Before you call me crazy (some TSLA longs already assume I am crazy, so I don't take offense), please read my earlier Instablog entry where I discussed two long investments over several years in the sensor space.
That long idea (SWIR, INVN) is likely more sensible as a small addition for (tech-sector) retail portfolios. Small is even important for this idea:
When shorting (in general, not just the following stock), make sure you only trade small positions or use (put) options so you limit your risks - directly short-selling a stock in theory bears unlimited risks*.
With that said, my 2014 short-trade is HLF in case it trades up to near $100 or even crosses that psychological price barrier.

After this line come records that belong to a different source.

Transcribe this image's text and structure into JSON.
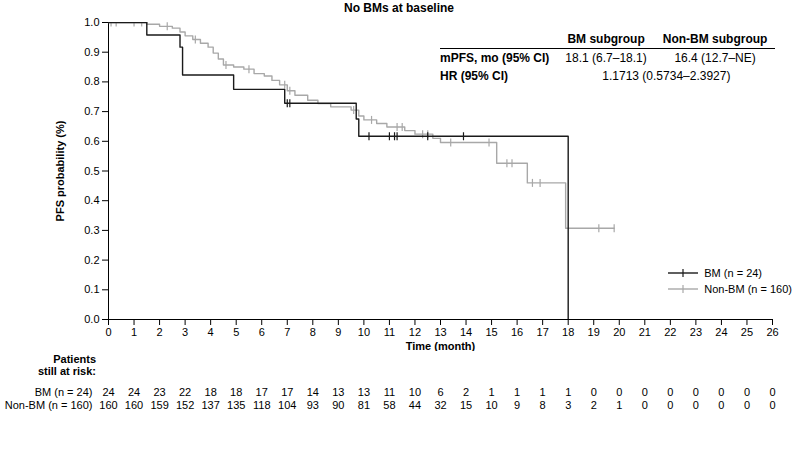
{
  "chart_data": {
    "type": "step",
    "title": "No BMs at baseline",
    "x_label": "Time (month)",
    "y_label": "PFS probability (%)",
    "xlim": [
      0,
      26
    ],
    "xticks": [
      0,
      1,
      2,
      3,
      4,
      5,
      6,
      7,
      8,
      9,
      10,
      11,
      12,
      13,
      14,
      15,
      16,
      17,
      18,
      19,
      20,
      21,
      22,
      23,
      24,
      25,
      26
    ],
    "ylim": [
      0,
      1
    ],
    "yticks": [
      {
        "value": 0,
        "label": "0.0"
      },
      0.1,
      0.2,
      0.3,
      0.4,
      0.5,
      0.6,
      0.7,
      0.8,
      0.9,
      {
        "value": 1,
        "label": "1.0"
      }
    ],
    "legend": "lower right",
    "series": [
      {
        "name": "BM (n = 24)",
        "color": "#1a1a1a",
        "marker": "tick",
        "x": [
          0,
          1.5,
          2.8,
          2.9,
          4.9,
          6.9,
          9.7,
          9.8,
          18
        ],
        "values": [
          1,
          0.958,
          0.917,
          0.823,
          0.775,
          0.728,
          0.675,
          0.617,
          0
        ],
        "censored": {
          "x": [
            7.0,
            7.1,
            10.2,
            11.0,
            11.2,
            11.3,
            12.5,
            13.9
          ],
          "values": [
            0.728,
            0.728,
            0.617,
            0.617,
            0.617,
            0.617,
            0.617,
            0.617
          ]
        },
        "at_risk": [
          24,
          24,
          23,
          22,
          18,
          18,
          17,
          17,
          14,
          13,
          13,
          11,
          10,
          6,
          2,
          1,
          1,
          1,
          1,
          0,
          0,
          0,
          0,
          0,
          0,
          0,
          0
        ]
      },
      {
        "name": "Non-BM (n = 160)",
        "color": "#a8a8a8",
        "marker": "tick",
        "x": [
          0,
          1.5,
          2.0,
          2.5,
          2.8,
          3.0,
          3.3,
          3.6,
          3.9,
          4.1,
          4.3,
          4.5,
          4.9,
          5.3,
          5.7,
          6.1,
          6.4,
          6.7,
          7.0,
          7.3,
          7.8,
          8.2,
          8.7,
          9.5,
          9.8,
          10.0,
          10.5,
          10.9,
          11.6,
          12.0,
          12.7,
          13.0,
          15.2,
          16.4,
          17.9,
          19.8
        ],
        "values": [
          1,
          0.994,
          0.987,
          0.981,
          0.968,
          0.955,
          0.943,
          0.93,
          0.917,
          0.897,
          0.877,
          0.857,
          0.85,
          0.843,
          0.828,
          0.82,
          0.805,
          0.79,
          0.77,
          0.755,
          0.738,
          0.727,
          0.716,
          0.705,
          0.685,
          0.672,
          0.66,
          0.648,
          0.636,
          0.624,
          0.61,
          0.596,
          0.526,
          0.46,
          0.307,
          0.307
        ],
        "censored": {
          "x": [
            0.1,
            0.3,
            1.0,
            1.3,
            2.3,
            3.4,
            4.6,
            5.5,
            6.9,
            7.1,
            9.6,
            10.3,
            11.3,
            11.5,
            12.3,
            12.5,
            13.4,
            14.9,
            15.6,
            15.8,
            16.6,
            16.9,
            19.2,
            19.8
          ],
          "values": [
            1,
            1,
            1,
            1,
            0.987,
            0.943,
            0.857,
            0.843,
            0.79,
            0.77,
            0.705,
            0.672,
            0.648,
            0.648,
            0.624,
            0.624,
            0.596,
            0.596,
            0.526,
            0.526,
            0.46,
            0.46,
            0.307,
            0.307
          ]
        },
        "at_risk": [
          160,
          160,
          159,
          152,
          137,
          135,
          118,
          104,
          93,
          90,
          81,
          58,
          44,
          32,
          15,
          10,
          9,
          8,
          3,
          2,
          1,
          0,
          0,
          0,
          0,
          0,
          0
        ]
      }
    ],
    "at_risk_title": [
      "Patients",
      "still at risk:"
    ],
    "at_risk_x": [
      0,
      1,
      2,
      3,
      4,
      5,
      6,
      7,
      8,
      9,
      10,
      11,
      12,
      13,
      14,
      15,
      16,
      17,
      18,
      19,
      20,
      21,
      22,
      23,
      24,
      25,
      26
    ],
    "summary_table": {
      "columns": [
        "BM subgroup",
        "Non-BM subgroup"
      ],
      "rows": [
        {
          "label": "mPFS, mo (95% CI)",
          "cells": [
            "18.1 (6.7–18.1)",
            "16.4 (12.7–NE)"
          ]
        },
        {
          "label": "HR (95% CI)",
          "cells": [
            "1.1713 (0.5734–2.3927)"
          ]
        }
      ]
    }
  }
}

Yes, HLF. It's currently trading near $80 after a string of good news for the company: Legal news from Belgium, a successful re-audit from newly appointed PWC and many hedge fund managers (some of them having a personal feud history with Ackman) piling on the long side.
In addition, there are two specific risks for shorting HLF in the future:
1. A stock buy-back in 2014 (with likely more upside for the stock price), this is now much easier to accomplish following a re-audit with "no material changes" according to the company.

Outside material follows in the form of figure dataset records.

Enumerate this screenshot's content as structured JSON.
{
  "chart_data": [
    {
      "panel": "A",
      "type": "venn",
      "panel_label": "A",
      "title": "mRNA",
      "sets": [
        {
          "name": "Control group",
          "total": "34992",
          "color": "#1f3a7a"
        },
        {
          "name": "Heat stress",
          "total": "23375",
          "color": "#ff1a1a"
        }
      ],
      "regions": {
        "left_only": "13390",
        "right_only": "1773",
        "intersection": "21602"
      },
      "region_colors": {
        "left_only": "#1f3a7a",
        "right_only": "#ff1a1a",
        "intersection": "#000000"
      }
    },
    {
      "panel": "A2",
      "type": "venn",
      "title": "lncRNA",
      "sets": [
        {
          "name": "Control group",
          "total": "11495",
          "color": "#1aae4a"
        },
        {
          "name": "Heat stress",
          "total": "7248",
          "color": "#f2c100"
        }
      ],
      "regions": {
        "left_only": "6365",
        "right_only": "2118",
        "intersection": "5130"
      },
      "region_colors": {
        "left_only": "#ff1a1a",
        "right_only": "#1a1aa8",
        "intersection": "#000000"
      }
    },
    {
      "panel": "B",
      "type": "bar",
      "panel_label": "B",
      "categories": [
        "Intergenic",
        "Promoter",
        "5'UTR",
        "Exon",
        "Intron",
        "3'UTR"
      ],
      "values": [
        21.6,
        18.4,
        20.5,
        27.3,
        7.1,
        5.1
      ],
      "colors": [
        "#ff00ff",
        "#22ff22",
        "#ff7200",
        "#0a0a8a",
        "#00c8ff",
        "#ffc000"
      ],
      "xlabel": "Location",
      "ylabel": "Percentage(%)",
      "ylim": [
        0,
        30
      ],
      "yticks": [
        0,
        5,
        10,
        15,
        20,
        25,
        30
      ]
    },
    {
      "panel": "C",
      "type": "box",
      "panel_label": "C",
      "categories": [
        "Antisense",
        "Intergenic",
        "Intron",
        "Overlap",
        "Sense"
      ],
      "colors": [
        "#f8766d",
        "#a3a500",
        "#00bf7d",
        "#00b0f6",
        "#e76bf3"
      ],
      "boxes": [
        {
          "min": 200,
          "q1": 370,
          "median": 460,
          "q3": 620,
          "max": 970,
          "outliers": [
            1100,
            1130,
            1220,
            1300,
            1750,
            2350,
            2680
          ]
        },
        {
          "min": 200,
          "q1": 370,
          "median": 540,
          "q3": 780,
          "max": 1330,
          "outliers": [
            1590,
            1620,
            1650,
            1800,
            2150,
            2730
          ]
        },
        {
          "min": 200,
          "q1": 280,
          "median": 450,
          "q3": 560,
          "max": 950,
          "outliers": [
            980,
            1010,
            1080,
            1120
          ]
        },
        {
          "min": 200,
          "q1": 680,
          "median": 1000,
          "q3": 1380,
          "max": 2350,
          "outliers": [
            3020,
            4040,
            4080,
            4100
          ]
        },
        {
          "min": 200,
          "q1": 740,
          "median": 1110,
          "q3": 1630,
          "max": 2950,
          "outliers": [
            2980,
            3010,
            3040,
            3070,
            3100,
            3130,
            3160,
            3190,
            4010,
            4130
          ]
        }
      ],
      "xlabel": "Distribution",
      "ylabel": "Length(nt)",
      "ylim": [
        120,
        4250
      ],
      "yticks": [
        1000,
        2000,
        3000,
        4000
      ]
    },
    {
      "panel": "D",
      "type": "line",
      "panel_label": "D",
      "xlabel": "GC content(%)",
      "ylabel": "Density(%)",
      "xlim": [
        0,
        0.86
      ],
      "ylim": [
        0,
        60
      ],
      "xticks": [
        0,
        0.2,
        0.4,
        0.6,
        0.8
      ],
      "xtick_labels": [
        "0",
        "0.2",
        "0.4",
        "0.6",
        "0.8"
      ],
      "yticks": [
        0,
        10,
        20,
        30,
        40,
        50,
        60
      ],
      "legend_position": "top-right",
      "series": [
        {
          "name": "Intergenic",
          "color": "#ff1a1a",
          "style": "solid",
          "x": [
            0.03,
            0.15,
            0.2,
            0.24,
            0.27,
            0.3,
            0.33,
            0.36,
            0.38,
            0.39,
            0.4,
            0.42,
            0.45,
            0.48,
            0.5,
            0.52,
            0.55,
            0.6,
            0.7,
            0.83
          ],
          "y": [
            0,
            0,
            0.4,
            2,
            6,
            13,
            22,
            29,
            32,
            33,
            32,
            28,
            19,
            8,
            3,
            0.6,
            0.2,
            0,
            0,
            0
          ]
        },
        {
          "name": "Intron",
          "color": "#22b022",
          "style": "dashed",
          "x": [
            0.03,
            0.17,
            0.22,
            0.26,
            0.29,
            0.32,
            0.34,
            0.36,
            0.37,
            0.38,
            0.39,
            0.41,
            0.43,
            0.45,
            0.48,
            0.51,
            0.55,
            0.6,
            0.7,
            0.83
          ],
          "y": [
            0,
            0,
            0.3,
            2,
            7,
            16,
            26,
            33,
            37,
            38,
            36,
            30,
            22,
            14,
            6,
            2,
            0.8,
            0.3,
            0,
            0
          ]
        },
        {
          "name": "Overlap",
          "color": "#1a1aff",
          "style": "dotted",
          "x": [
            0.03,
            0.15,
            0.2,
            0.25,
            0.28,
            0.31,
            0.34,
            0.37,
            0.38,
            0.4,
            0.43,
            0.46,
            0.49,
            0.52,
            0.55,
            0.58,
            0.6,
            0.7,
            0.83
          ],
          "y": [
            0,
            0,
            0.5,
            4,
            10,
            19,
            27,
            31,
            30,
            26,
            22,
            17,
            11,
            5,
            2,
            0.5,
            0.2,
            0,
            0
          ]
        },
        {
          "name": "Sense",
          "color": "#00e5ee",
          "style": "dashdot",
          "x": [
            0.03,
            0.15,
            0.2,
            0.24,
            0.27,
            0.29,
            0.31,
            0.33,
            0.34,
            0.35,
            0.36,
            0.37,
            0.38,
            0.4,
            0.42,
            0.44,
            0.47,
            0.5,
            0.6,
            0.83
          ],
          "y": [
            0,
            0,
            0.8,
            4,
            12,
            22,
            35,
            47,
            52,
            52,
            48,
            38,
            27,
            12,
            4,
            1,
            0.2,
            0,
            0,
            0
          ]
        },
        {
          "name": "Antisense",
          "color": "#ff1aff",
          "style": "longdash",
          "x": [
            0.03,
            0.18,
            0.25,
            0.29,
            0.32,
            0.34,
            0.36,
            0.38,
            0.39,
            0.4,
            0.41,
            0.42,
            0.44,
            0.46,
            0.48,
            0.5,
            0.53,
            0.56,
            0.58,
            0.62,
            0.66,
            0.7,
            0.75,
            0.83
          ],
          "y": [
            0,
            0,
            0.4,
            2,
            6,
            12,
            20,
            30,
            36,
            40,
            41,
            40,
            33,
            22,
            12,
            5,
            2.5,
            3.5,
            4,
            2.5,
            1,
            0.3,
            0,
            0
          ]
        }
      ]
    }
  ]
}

2. A complete going private (HLF already did this in the past before listing once again the NYSE)
Especially in scenario two, retail investors would lose money at once since they can't easily construct over-the-counter instruments (e.g. a default premium on the company debt or similar) once HLF is private.
My contrarian idea (again, only with a small position and play money) nevertheless is:
Short HLF in the $75-100 area and again with a second chunk if HLF crosses $100 substantially - and you still believe the pyramid scheme scenario is intact (i.e. HLF doesn't change its business/payment model).
Why? I think Ackman's pyramid scheme thesis remains valid long-term and the stock already prices in most good news at $85 to $125**.
To sum up my short idea with a recent tweet from Herb Greenberg (one of the few CNBC people I like to listen to):
I like contrarian plays from time to time. Shorting HLF one year after Ackman's presentation may be such a trade since it's at all-time highs.
PS: Again, use play money only on this trade! Or options to limit risks.
* "Unlimited upside" is of course quite unrealistic - but there have been cases, most notably the botched merger/take-over between Volkswagen and Porsche a few years ago where a short squeeze led to spikes in stock prices of publicly traded companies with huge market caps.
** Ackman's long PDF presentations (the first in late 2012, the second in late 2013 which basically re-iterated the first with more details and real-life examples) can be found at a special HLF website he has set up:
Disclosure: I have no positions in any stocks mentioned, and no plans to initiate any positions within the next 72 hours.
Additional disclosure: I may go short HLF using options or other instruments over the coming weeks and months should the stock stay above $75 or rise further.